Federal, state, local, and Tribal agencies may incur new reporting, administrative, and coordination burdens that divert staff time and resources from other programs.
Smaller jurisdictions, Tribal communities, and under-resourced local agencies could face technical, training, and capacity burdens to implement scenario-based planning, integrate new tools, or use NIHHIS resources without additional support.
Based on analysis of 5 sections of legislative text.
Creates a NOAA-led interagency heat-health system with open data, a 5-year strategic plan, and authorizes $5M/year for NOAA for FY2025–FY2029.

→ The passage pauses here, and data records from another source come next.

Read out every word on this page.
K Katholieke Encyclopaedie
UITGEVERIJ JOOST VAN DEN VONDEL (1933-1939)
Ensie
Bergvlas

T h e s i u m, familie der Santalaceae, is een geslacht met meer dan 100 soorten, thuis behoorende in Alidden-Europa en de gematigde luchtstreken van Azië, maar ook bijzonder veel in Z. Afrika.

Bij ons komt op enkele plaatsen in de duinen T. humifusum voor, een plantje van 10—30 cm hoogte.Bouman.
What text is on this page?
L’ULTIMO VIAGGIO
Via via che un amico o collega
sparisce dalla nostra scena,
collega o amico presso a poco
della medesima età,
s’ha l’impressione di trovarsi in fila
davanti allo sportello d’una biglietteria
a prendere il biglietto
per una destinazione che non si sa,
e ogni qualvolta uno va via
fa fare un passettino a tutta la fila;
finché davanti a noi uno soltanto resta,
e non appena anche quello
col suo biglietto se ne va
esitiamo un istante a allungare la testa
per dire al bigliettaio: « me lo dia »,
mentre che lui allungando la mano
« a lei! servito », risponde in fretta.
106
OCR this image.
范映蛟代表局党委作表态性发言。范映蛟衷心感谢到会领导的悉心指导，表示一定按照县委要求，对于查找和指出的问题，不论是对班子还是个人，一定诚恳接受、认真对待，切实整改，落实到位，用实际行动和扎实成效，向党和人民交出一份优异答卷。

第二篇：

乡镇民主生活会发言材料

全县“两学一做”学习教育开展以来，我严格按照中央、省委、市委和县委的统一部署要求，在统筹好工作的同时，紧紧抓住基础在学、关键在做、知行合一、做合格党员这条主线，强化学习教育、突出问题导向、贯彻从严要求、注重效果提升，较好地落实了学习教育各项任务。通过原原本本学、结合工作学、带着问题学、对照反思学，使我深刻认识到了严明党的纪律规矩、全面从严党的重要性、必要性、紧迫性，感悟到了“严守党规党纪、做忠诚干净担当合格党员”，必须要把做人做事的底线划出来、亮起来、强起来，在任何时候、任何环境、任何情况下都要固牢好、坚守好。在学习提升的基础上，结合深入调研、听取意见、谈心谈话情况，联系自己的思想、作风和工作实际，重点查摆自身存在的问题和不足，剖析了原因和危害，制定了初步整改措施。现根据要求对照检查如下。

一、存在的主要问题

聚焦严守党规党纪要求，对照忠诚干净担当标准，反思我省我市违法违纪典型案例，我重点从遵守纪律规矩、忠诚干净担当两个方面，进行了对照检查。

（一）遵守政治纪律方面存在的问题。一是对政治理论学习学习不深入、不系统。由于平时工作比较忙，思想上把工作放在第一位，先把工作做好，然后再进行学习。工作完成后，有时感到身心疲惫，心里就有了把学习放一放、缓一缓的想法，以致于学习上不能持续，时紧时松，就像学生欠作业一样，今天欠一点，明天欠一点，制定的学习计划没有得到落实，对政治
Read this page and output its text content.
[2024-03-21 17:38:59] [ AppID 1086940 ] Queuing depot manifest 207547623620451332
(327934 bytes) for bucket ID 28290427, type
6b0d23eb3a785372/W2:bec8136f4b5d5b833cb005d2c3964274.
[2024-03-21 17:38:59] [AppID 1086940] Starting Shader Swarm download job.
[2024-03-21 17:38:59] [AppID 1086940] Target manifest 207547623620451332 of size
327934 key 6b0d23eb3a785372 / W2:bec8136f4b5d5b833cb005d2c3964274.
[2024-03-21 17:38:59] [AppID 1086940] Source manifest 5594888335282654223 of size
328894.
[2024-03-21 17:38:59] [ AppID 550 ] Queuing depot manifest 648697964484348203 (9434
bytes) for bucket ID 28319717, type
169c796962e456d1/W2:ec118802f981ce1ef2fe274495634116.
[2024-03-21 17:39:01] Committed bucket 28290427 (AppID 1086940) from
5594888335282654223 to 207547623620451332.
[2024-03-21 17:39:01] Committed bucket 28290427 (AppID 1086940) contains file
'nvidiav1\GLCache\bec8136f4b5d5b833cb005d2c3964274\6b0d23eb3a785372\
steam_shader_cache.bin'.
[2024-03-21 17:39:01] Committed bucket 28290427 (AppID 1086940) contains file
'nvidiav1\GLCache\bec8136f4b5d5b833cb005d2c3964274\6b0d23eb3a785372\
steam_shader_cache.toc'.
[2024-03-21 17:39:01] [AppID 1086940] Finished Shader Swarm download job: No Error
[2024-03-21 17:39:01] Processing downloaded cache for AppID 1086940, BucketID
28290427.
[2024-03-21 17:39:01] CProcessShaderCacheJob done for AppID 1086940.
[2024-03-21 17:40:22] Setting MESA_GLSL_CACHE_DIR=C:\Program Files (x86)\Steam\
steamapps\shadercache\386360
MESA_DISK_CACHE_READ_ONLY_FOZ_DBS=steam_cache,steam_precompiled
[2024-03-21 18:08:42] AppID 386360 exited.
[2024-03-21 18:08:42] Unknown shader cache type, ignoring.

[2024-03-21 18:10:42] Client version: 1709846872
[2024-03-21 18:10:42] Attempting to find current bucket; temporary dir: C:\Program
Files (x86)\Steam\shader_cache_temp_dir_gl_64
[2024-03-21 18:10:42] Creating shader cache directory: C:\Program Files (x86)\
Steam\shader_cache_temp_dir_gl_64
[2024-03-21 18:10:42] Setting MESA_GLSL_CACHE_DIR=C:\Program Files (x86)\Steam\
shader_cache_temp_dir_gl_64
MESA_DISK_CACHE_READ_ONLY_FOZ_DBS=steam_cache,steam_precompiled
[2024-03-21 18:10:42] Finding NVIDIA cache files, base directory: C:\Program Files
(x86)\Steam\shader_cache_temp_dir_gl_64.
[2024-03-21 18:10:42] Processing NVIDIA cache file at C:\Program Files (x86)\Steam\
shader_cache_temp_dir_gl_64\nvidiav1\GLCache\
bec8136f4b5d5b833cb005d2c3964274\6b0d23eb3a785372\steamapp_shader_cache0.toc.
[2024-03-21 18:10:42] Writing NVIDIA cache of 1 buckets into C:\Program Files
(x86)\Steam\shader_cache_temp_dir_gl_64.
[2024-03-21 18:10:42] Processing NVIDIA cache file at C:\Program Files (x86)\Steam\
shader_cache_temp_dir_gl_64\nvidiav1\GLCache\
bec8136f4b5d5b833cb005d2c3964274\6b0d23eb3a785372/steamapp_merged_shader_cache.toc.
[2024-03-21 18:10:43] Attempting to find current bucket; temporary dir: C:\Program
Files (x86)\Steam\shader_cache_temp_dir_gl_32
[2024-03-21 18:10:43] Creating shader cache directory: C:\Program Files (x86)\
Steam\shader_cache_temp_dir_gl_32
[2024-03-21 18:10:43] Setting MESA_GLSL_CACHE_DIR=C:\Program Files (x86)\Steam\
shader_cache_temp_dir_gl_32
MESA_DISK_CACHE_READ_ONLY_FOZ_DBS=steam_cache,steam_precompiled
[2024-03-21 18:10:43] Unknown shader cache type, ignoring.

Introduced June 4, 2025 by Yassamin Ansari · Last progress June 4, 2025
Creates a coordinated federal effort to reduce heat-related illness by establishing an interagency committee and a NOAA-led National Integrated Heat Health Information System (NIHHIS). The law requires open access to heat and heat-health data, a publicly posted 5-year strategic plan due within two years, regular interagency meetings and stakeholder consultation, and authorizes $5 million per year for NOAA from FY2025–2029 to support the program and committee administration. The committee will bring representatives from many federal agencies together (with designated co-chairs), direct work across agencies, and consult non-federal partners. The NIHHIS will improve delivery of temperature and extreme-heat data, develop impact-based decision-support tools, steward archival data at NOAA’s NCEI, and support coordinated research and preparedness tools for communities and agencies.